İnsan beyninin olağanüstü derece esnek olduğu ve yeni durumlara kolayca uyum sağladığı artık bir sır değil. Kendi kendini şaşırtıcı amaçlar için kullanması ya da sadece %10’luk hasarsız kısmıyla bir insanın hayatını normal şekilde yaşamasını sağlaması açısından, beynin plastisitesine çok şey borçluyuz.
Ancak nörobilimciler beyindeki bu esnekliğin ne kadar hassas olduğundan henüz tam olarak emin değiller. Özellikle bu konu hakkında önemli bir problem söz konusu: Bazı bağlantılar güçlendiğinde, nöronlar ya bu durumu bir şekilde telafi etmek zorunda kalıyorlar ya da alınan girdilerle boğuluyorlar. Peki bu süreç nasıl işliyor? MIT’deki Picower Öğrenme ve Hafıza Enstitüsü’nden bir grup araştırmacı bu soruya bir cevap bulduklarını düşünüyorlar.
Bir sinaps bağlantısı daha güçlü hale geldiğinde, nöronların üzerinde aşırı yük oluşmasının önüne geçmek için komşu sinapslar hemen güç kaybediyorlar. Bu işlemin gerçekleşmesinde özel bir proteinin rolü var.
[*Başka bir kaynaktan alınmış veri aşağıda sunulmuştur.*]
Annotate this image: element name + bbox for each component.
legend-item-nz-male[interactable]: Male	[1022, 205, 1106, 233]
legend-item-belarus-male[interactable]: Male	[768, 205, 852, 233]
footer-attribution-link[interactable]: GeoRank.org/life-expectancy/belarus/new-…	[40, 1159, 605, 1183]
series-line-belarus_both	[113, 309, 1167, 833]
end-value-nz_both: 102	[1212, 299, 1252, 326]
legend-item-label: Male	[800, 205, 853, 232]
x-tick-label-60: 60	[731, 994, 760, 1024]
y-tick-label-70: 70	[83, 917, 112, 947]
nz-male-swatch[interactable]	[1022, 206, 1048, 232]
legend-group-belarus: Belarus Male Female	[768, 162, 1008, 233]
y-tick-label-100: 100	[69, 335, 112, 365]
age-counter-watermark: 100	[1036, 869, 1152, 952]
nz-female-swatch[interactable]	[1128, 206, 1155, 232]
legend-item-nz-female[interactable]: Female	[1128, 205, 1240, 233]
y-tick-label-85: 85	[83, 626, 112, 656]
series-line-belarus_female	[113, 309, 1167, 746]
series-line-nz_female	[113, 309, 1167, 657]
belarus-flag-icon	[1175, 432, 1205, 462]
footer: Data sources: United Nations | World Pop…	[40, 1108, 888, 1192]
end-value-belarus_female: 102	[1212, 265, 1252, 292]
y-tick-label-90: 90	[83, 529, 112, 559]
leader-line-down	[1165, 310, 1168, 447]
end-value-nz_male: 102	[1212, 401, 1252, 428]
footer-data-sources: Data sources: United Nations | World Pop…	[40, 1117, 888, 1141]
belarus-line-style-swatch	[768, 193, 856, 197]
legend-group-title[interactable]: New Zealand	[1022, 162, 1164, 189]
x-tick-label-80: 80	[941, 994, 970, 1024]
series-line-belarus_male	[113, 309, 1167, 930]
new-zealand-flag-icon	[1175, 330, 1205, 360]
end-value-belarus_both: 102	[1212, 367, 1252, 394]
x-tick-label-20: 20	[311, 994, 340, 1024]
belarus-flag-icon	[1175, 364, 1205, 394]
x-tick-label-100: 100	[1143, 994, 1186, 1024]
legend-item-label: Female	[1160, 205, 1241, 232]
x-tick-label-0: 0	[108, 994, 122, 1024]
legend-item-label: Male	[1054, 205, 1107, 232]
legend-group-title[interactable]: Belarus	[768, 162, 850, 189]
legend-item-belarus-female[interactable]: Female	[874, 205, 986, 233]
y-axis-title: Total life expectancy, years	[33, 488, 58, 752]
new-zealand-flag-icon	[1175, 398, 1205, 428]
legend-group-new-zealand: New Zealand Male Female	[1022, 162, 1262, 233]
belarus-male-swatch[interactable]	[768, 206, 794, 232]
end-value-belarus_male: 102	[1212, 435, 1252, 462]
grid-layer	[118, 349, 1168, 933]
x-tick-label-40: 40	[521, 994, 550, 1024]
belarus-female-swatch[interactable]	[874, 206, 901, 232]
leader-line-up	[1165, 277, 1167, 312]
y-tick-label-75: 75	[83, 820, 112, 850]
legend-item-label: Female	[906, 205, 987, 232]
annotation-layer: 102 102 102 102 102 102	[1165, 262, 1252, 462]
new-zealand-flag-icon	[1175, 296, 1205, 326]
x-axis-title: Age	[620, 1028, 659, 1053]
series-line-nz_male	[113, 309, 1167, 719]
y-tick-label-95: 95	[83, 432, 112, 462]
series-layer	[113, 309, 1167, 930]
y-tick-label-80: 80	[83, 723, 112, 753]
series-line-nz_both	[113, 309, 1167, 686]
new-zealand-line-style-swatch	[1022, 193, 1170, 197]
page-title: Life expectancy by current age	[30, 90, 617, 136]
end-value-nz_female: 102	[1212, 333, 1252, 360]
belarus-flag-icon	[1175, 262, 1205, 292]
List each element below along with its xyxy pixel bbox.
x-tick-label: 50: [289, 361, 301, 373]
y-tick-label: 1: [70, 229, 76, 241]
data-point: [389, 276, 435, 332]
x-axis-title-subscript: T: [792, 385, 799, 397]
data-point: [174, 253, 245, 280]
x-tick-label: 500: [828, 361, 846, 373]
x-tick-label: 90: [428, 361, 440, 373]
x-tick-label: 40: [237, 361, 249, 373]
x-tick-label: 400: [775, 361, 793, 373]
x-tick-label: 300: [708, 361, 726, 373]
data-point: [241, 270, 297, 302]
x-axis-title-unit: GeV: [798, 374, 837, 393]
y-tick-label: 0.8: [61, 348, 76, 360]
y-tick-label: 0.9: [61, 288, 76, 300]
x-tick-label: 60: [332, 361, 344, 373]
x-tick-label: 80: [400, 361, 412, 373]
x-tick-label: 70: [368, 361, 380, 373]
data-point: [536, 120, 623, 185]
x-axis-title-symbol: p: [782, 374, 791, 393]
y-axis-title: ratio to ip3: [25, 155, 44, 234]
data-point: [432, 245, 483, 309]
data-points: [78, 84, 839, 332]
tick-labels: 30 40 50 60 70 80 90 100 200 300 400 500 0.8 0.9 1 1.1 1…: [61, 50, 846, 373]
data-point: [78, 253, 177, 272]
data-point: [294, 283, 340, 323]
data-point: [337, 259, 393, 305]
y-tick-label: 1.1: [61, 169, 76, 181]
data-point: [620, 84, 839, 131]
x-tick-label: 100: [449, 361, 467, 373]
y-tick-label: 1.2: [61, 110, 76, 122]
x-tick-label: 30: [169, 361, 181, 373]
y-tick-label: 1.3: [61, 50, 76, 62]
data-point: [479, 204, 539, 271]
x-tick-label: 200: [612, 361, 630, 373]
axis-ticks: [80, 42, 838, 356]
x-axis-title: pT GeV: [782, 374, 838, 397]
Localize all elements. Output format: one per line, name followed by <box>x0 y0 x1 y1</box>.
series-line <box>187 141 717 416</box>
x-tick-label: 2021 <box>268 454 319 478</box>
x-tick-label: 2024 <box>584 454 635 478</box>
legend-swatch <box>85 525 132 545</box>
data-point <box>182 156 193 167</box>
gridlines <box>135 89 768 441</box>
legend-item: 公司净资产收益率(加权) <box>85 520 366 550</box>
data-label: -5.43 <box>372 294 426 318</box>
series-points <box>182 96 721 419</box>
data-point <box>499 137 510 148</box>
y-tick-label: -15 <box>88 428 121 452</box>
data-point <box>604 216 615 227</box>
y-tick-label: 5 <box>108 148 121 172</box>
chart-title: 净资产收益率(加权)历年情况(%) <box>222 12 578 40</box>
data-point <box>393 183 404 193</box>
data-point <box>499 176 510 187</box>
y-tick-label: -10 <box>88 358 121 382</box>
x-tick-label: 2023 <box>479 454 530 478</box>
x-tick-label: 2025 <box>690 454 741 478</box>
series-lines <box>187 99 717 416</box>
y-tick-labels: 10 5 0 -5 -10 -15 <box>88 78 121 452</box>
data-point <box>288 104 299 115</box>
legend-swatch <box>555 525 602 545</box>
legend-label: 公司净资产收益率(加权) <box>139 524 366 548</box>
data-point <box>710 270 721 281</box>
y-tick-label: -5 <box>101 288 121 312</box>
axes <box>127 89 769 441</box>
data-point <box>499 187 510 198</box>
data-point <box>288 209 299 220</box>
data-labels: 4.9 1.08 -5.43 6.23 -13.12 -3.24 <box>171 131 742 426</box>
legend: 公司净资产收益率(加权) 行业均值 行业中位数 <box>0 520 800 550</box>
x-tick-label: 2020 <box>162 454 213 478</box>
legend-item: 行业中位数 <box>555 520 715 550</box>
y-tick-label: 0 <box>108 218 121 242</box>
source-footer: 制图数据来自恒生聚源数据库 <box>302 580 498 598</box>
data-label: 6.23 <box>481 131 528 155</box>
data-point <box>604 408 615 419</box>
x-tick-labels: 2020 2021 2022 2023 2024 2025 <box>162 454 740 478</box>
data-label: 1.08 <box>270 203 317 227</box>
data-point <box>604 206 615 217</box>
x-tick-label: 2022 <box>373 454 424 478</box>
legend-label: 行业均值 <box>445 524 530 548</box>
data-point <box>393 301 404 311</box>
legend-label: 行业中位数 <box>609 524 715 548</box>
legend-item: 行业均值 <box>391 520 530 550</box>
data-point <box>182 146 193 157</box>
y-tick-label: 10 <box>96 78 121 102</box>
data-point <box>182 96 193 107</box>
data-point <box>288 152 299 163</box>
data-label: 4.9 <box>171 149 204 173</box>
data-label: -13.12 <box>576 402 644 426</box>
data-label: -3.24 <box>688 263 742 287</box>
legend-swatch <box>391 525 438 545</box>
MIT’de nörobilim uzmanı ve baş yazar olan Mriganka Sur, “Karmaşık sistemlerin kolektif davranışları her zaman basit kurallara dayanır. Bir sinaps güçlendiğinde, etrafındaki 50 mikrometrelik bir alan içinde bulunan diğer sinapsların gücünde bir azalma meydana gelir” diyor.
Ekip, farelerdeki görsel korteks nöronlarının reseptör kısımlarını değiştirerek veya nöronun sorumlu olduğu belirli bir görme kısmını değiştirerek, bu nöronların kendi plastisite özelliklerini harekete geçirdi.
Bunu yapabilmek için, sinapsın sinyal alma kısımlarının bulunduğu nöronun en uç noktası olan dendritin belirli bir uzantısına yakından baktılar.
Farenin baktığı görsel hedefi hareket ettirdiklerinde, bu nöronun reseptör alanını ayarlayabildiler ve hayvanın görsel korteksinin içine doğru mavi bir ışık tuttular. Özellikle genetik olarak modifiye edilmiş bu hayvanlarda, mavi ışık nöronu aktive ederek, uzantının güçlendirilmesine yardımcı oldu.
Ve bu güçlendirilmiş uzantı büyüdükçe, yakındaki dallar küçüldü. Bu deneyde, bağlantılı sinapsların güçlenmesi ya da zayıflamasıyla plastisitenin nasıl gerçekleştiği görüldü.
Makalenin baş yazarı ve nörobilim uzmanı olan Sami El-Boustani, “Bence,sağlıklı bir beyindeki tekli nöronları yeniden harekete geçirmemiz ve canlı dokudaki bu hücrelerin sinaptik plastisite yoluyla entegre olmalarına izin veren moleküler mekanizmadaki çeşitliliğe şahit olmamız muhteşem birşey” yorumunu yaptı.
Hepsi bu kadar değildi. Ekip daha sonra AMPA (a-amino-3-hidroksi-5-metil-4-izoksazolepropiyonik asit) reseptörlerinin bu sinapsların zayıflaması ve güçlendirilmesi ile ilişkili olduğunu keşfetti.
Bu değişikliklere neyin sebep olduğunu görmek amacıyla, AMPA reseptörlerinin düzenleyicisinin bir uzantısı olan ARC proteininin izini sürmek için özel olarak hazırlanmış kimyasal bir markör kullandılar.
Keşfedilen şey, daha az ARC proteini olan sinapsların daha fazla AMPA reseptörü geliştirmeleriydi. Ancak komşu uzantılarda artmış olan ARC proteini, bu sinapsların daha az uzantı geliştirmesine neden olmuştu.
MIT’ deki başka bir nörolog olan ve makalenin baş yazarlardan biri olan Jacque Pak Kan Ip “ARC’nin sinaptik kaynakların dengesini koruduğunu düşünüyoruz. Bir şeyin sayısı artarsa, başka birşeyin sayısı azalmalıdır. Bu da ARC’nin en önemli rolü” diyor.
Araştırmacılar beyin plastisitesini ilk kez inceliyor olmasalar da bu özel bulgular, nörologların yıllardır canlarını sıkan bir problemi çözmeye yardımcı olabilir. Artık canlı beyinleri incelememize yardımcı olacak yeni bir yöntem mevcut.
Araştırma Science dergisinde yayınlandı.